Built for the Alan × Mistral AI Health Hack 2025.
Radiologists spend significant time manually identifying and measuring organs on CT scans. Patients receive reports full of jargon they don't understand. In high-volume imaging centers, triage bottlenecks delay care.
- Segments 54 anatomical structures (organs, vessels, bones, tumors) from a single CT slice in < 1 second
- Analyzes the segmentation: structure count, coverage, relative sizes, dominant structures
- Generates a plain-language pre-screening report via Mistral AI — readable by both clinicians and patients
The pipeline: CT Slice → U-Net Segmentation → Structure Analysis → Mistral Report
The segmentation model at the core of ScanAssist was developed during the ENS × Raidium Data Challenge, a national data science competition organized by ENS Paris and Raidium, focused on medical image segmentation. The model reached the top 5 of the competition leaderboard.
The full training code, experiments, and methodology are available in the dedicated repository: 👉 ENSxRaidium-Data-Challenge — training pipeline, loss functions, data processing, and evaluation.
The dataset presents three compounding constraints that make standard approaches fail:
Partial annotations. Each training scan is only labeled for a subset of organs. The liver might be annotated on scan A but unlabeled on scan B — even though it's visible. A naive model treats missing labels as "background," learning the wrong thing.
Severe class imbalance. 54 structures ranging from large organs (thousands of pixels) to tiny vessels (dozens of pixels). Standard losses let dominant classes crush rare ones.

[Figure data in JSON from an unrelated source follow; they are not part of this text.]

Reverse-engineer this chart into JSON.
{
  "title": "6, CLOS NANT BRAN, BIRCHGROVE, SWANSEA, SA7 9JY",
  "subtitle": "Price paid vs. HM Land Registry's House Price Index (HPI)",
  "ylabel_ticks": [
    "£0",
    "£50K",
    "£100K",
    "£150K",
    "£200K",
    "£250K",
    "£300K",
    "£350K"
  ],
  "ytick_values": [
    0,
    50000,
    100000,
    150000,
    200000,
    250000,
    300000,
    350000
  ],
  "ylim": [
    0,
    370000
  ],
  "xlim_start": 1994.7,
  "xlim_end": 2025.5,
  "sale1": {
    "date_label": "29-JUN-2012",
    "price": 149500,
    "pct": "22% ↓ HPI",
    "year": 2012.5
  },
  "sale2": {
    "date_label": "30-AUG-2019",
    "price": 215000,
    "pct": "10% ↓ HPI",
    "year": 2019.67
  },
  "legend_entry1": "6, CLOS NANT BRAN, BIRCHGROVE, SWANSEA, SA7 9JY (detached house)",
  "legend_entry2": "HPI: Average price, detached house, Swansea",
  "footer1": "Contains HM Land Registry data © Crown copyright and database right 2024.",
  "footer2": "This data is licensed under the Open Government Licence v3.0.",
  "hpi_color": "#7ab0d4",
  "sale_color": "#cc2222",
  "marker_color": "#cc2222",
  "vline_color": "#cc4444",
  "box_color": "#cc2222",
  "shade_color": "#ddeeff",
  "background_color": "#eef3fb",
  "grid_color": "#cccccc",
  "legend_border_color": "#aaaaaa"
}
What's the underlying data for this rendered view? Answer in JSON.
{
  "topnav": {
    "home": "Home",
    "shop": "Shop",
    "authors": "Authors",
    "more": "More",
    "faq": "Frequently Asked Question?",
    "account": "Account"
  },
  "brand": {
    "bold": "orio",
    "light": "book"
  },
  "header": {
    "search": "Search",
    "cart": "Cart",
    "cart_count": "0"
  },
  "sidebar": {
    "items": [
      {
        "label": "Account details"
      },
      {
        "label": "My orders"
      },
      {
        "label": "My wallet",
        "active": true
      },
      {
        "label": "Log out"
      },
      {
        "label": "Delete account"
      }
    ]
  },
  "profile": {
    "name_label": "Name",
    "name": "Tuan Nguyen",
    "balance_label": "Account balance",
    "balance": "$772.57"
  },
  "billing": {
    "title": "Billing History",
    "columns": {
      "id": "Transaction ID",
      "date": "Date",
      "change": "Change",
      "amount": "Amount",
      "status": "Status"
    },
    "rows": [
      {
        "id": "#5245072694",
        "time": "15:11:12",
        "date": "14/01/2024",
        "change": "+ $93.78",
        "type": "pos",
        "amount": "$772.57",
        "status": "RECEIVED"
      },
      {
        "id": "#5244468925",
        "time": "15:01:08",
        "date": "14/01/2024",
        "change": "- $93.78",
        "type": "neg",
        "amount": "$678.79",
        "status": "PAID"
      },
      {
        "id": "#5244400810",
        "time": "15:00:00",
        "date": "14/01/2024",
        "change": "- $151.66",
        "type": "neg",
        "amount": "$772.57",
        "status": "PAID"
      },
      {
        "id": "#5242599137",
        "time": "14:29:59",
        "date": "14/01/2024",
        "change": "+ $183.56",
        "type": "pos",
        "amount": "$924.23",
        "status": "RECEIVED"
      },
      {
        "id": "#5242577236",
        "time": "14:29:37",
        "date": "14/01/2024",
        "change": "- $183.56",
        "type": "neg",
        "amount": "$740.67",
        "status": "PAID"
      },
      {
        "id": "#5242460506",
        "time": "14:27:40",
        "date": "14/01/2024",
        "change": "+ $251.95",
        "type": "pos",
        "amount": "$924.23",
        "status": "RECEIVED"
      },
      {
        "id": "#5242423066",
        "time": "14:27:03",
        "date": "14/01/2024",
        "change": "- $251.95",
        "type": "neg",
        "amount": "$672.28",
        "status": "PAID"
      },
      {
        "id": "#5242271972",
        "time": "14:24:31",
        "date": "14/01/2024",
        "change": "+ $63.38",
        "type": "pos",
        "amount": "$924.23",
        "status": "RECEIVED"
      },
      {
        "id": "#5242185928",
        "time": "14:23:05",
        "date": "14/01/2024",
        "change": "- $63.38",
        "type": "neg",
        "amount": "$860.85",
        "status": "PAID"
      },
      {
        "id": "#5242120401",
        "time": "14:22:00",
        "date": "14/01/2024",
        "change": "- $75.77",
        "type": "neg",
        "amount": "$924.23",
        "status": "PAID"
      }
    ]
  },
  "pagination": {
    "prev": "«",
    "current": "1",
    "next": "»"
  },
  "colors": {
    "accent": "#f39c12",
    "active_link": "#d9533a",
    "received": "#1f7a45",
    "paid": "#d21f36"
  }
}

Limited labeled data. Only 800 partially-annotated images + 1200 unlabeled scans. Standard supervised training drastically overfits.
| Constraint | Solution |
|---|---|
| Partial annotations | Marginal segmentation loss — masks out unannotated classes so the model only learns from verified labels |
| Class imbalance | Inverse-square-root frequency sampling — upweights images containing rare structures |
| Limited data | Heavy spatial + intensity augmentations via Albumentations |
Architecture: 7-stage PlainConv U-Net with deep supervision (3 heads at different resolutions), InstanceNorm, LeakyReLU. Trained with SGD + polynomial LR decay for 500 epochs.
A model that ranks well in a competition isn't a product. ScanAssist is an exercise in taking a high-performing research model and putting it in the hands of a real user — turning raw segmentation masks into something a clinician or a patient can understand in seconds. This meant building a clean interface, extracting meaningful statistics from the output, and adding a natural-language report layer via Mistral to bridge the gap between pixels and clinical insight.
git clone https://github.com/bryan29-ly/ct-scan-segmenter.git
cd ct-scan-segmenter
pip install -r requirements.txt
streamlit run app.pyModel weights (~280 MB) download automatically from Hugging Face on first launch.
Get a free API key at console.mistral.ai and paste it in the sidebar. Without a key, the app shows an example report.
├── app.py # Streamlit interface
├── model.py # PlainConv U-Net architecture
├── inference.py # Weight loading + preprocessing + prediction
├── report.py # Mistral API integration
├── examples/ # Sample CT slices (.npy, 256×256)
├── requirements.txt
└── README.md
This demo is a proof of concept. Here's how it could evolve into a real clinical tool:
Semantic labels. The current model outputs numeric structure IDs (1–54) without organ names. Training on a larger, fully-annotated dataset (e.g. the full TotalSegmentator with 104 labeled classes) would give the model semantic understanding — identifying organs by name, not just by cluster ID.
Smarter reports via RAG. Instead of generating reports from pixel statistics alone, the Mistral integration could query a medical knowledge base (clinical guidelines, anatomy references, pathology databases) through retrieval-augmented generation. This would produce reports grounded in medical literature — flagging size deviations from population norms, or suggesting differential diagnoses based on organ location and morphology.
3D volume analysis. Extending from single 2D slices to full 3D CT volumes would enable volumetric organ measurements, which are far more clinically relevant.
Health platform integration. A tool like this could feed into platforms like Alan — connecting automated scan analysis with the patient's health record, prevention recommendations, and care coordination.
- CT images from the TotalSegmentator dataset (Wasserthal et al., 2023), provided through the ENS × Raidium challenge
- Challenge organized by ENS Paris and Raidium
- AI reports powered by Mistral AI
Code is MIT-licensed. Model weights are released for research and demonstration purposes only — not for clinical use.